José Anigo en 2013. — P.MAGNIEN / 20 MINUTES

José Anigo va-t-il passer par la case prison ? Un placement en détention provisoire de l’ancien directeur sportif de l’Olympique de Marseille a été requis mercredi. Il avait été mis en examen le 4 octobre pour participation à une association de malfaiteurs en vue de la préparation d’une extorsion et d’un homicide volontaire en bande organisée. Le parquet de Marseille avait fait appel le 8 octobre de son placement sous contrôle judiciaire.

Ne pas le laisser fuir

Devant la cour d’appel d’Aix-en-Provence, l’avocat général Pierre Arpaia a réclamé son placement en détention provisoire « par mesure de sûreté ». Evoquant « des personnes passées à travers les mailles du filet policier et toujours recherchées » dans ce dossier, l’avocat général a invoqué « un risque de pressions et de représailles sur José Anigo ». Mais « subsidiairement », Pierre Arpaia n’a pas fermé la porte à un maintien sous contrôle judiciaire, à la condition qu’il comprenne des obligations renforcées.

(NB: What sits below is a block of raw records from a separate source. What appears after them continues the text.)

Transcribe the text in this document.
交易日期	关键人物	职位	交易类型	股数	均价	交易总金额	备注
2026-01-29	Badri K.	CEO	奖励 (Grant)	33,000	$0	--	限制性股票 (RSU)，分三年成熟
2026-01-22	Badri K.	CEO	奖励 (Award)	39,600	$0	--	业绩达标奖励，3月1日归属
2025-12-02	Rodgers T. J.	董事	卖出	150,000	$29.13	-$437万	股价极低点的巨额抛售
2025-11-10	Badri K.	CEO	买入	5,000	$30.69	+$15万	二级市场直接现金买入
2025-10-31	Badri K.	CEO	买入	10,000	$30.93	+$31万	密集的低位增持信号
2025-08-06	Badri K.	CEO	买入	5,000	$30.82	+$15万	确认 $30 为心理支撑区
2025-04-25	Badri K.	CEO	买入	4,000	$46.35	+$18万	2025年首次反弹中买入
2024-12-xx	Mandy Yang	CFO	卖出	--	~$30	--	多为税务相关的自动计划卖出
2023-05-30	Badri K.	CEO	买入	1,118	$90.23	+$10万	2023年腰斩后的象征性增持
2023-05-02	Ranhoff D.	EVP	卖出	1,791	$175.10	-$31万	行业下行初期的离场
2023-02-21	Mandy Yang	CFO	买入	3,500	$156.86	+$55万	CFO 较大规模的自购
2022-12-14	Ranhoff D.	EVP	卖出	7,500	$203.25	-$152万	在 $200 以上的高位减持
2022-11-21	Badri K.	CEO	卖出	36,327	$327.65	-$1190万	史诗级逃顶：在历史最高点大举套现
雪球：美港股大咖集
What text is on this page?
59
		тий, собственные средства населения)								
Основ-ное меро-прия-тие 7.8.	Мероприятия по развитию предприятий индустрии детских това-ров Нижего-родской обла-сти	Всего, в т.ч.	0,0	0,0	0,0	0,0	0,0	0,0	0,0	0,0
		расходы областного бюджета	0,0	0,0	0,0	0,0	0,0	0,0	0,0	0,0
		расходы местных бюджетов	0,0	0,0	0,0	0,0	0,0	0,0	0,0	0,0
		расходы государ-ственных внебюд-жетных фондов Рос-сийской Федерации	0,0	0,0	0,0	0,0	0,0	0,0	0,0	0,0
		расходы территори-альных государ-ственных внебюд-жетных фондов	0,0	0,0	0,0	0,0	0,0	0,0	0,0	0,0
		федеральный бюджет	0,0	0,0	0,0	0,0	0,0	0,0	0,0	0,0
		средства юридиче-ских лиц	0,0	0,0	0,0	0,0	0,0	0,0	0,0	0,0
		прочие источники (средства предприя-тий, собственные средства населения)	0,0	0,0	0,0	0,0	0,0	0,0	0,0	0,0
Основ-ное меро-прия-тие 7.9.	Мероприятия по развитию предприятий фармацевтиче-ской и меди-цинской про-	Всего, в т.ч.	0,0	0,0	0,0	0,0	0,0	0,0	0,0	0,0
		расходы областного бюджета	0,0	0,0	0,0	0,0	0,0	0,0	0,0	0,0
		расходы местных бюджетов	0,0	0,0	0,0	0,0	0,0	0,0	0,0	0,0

Présent à l’audience, José Anigo, 59 ans, a assuré les juges qu’il n’a « pas l’intention de se soustraire à la justice ». Alors qu’il évoquait la mort de son fils Adrien, tué dans un règlement de comptes en 2013, l’ancien directeur sportif et entraîneur de l’OM s’est aussitôt montré envahi par l’émotion et a renoncé à s’expliquer plus avant. Son avocat a proposé une assignation à résidence en France, sous surveillance électronique, dans un domicile « situé en dehors des Bouches-du-Rhône », invitant même la cour à augmenter, « sans limitation », le montant du cautionnement initialement fixé à 10.000 euros. La chambre de l’instruction rendra sa décision le 28 octobre.

Le milieu marseillais au cœur du dossier

José Anigo, dont le contrat de recruteur auprès du club anglais de Nottingham Forest n’a pas été renouvelé début octobre, se retrouve au cœur d’un dossier qui, selon l’avocat général, « porte l’empreinte du banditisme local ». Il est soupçonné d’avoir cédé à une bande criminelle marseillaise la charge de recouvrer une commission de 1,5 million d’euros que lui devrait un directeur de boite de nuit d’Aix-en-Provence. Avec ce dernier, José Anigo s’était chargé des débuts de carrière du jeune footballeur Isaac Lihadji, dont le transfert cet été à Lille (Ligue 1) a été conclu au terme d’un contrat de cinq millions d’euros.